JPEG at 100% means no loss - or at least it ought to. That means it needs to encode every last pixels worth of information. JPEG works by working out the spectral content of 8x8 blocks of pixels and then encoding them in most important to least. The quality value tells it how many of the spectral components are encoded so as you reduce it then it knocks out more of the insignificant ones under some threshold. But with 100% that threshold is 0 and your supposed to do them all. So the difference from 100% to 99% could be quite a lot but 99% to 95% less so.

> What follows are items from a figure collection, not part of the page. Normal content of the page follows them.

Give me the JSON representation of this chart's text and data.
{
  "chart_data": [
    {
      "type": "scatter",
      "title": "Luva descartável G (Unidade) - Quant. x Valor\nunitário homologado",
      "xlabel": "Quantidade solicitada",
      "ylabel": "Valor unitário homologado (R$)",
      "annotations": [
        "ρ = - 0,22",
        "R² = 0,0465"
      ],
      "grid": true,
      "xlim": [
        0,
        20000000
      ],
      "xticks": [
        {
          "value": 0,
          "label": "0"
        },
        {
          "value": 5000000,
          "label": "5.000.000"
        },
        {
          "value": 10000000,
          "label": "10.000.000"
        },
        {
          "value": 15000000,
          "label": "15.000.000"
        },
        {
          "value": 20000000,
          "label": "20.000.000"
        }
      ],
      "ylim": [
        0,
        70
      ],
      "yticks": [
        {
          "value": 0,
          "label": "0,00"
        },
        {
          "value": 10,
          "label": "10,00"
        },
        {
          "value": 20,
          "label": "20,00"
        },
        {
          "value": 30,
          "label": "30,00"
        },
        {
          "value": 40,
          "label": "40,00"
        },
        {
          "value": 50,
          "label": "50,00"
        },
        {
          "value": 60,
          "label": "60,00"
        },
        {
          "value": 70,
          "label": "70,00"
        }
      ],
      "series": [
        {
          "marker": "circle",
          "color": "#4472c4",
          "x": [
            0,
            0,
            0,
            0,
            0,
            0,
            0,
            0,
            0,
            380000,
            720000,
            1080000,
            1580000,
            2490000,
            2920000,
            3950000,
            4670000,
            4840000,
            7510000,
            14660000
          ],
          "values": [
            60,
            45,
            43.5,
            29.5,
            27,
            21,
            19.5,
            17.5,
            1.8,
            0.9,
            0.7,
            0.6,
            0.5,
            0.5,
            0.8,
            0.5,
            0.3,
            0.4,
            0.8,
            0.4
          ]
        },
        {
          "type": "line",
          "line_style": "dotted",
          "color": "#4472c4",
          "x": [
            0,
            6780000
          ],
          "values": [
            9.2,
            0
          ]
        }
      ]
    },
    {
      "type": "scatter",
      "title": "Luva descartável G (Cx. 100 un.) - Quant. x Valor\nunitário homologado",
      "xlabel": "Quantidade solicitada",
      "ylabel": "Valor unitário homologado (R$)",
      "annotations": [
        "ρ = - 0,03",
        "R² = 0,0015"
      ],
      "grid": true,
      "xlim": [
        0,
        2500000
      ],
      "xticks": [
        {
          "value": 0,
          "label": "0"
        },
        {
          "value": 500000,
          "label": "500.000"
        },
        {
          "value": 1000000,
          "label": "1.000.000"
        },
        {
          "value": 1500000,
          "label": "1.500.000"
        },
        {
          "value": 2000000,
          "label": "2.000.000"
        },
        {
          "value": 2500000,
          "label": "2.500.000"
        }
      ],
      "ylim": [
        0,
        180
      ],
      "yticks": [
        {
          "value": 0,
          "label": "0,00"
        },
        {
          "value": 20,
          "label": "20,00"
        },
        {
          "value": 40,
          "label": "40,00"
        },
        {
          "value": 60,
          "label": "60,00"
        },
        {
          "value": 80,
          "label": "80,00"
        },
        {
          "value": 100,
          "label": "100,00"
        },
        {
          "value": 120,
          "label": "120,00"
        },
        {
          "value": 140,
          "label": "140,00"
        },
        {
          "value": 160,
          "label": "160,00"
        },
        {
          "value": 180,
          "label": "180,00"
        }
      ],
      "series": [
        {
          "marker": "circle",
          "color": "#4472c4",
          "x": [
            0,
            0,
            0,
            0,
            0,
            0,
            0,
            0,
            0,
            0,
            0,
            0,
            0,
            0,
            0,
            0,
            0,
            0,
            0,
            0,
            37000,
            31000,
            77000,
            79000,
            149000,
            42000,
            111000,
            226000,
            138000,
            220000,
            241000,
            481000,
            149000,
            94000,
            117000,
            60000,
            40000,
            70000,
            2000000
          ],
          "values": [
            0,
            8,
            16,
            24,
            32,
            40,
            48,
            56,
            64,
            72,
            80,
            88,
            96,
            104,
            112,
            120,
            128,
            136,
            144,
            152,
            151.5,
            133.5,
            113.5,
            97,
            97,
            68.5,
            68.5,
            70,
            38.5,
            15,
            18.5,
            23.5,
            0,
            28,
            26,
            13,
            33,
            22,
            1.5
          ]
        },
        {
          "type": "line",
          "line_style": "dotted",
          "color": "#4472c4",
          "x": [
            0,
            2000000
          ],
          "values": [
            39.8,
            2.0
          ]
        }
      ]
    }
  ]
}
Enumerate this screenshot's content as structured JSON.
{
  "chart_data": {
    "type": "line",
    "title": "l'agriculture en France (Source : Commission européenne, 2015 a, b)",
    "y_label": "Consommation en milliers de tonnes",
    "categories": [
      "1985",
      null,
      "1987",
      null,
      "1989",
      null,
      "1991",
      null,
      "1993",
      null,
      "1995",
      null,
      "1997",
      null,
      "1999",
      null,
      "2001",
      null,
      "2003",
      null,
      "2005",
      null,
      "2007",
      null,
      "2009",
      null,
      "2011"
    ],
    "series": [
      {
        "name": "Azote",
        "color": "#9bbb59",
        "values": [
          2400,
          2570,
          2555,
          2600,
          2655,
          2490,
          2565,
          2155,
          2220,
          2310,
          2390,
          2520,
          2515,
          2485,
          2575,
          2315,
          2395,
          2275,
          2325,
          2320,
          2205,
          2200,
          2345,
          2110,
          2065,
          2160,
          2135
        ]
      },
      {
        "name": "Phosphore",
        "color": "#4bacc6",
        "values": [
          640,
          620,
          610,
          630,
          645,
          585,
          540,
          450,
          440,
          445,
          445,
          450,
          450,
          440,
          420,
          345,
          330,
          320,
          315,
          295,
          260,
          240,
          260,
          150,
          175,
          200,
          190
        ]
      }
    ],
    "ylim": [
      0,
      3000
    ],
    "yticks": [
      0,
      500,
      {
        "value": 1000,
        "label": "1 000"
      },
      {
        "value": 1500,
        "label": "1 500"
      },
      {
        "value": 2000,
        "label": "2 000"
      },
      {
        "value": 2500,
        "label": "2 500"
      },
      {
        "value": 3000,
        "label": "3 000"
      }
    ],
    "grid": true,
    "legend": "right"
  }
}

We had a challenge once to make a map but the image size in bytes had to be less than some value I cant recall but something like 64K and the map had to be > 800x600 or something. It was quite tough as you add detail the file size goes up. But we all learnt a lot about file sizes in that challenge. If your image has lots of normal detail in it then JPG is better if you have blocks of solid colour then often PNG can beat JPG in those situations. PNG is always lossless but JPG is normally lossy but with 100% it should be lossless - it does depend on the app tho. Also 5% in one app seems to be different to 5% in another. A drop of 5% in Gimp seems to be quite significant compared to other apps. I am not sure if JPG standard sets the exact method of how many or how much of the spectral components to drop with a determinate amount of quality value.
Ha! See - I learn quickly - quote the whole block you are answering or end up making a nonsense of the thread by getting ninjad in the middle

Its exactly the same. I even have a nice rectangle on the map to show the extent to pick once I've called the 'Rectangular Section JPEG' tool through the save menu, and I set the same pixel dimensions and use same map coordinates to define the exported map.

I used Corel Photopaint to reduce the file size - the export for web tool. I set the compression to 3% first and it was still over the limit - about 10 MB, so I went up to 5% and it turned out the one you see. I can't tell the difference, so I guess the loss must be in the texture of the background, which is nice and pale anyway, so it shouldn't matter.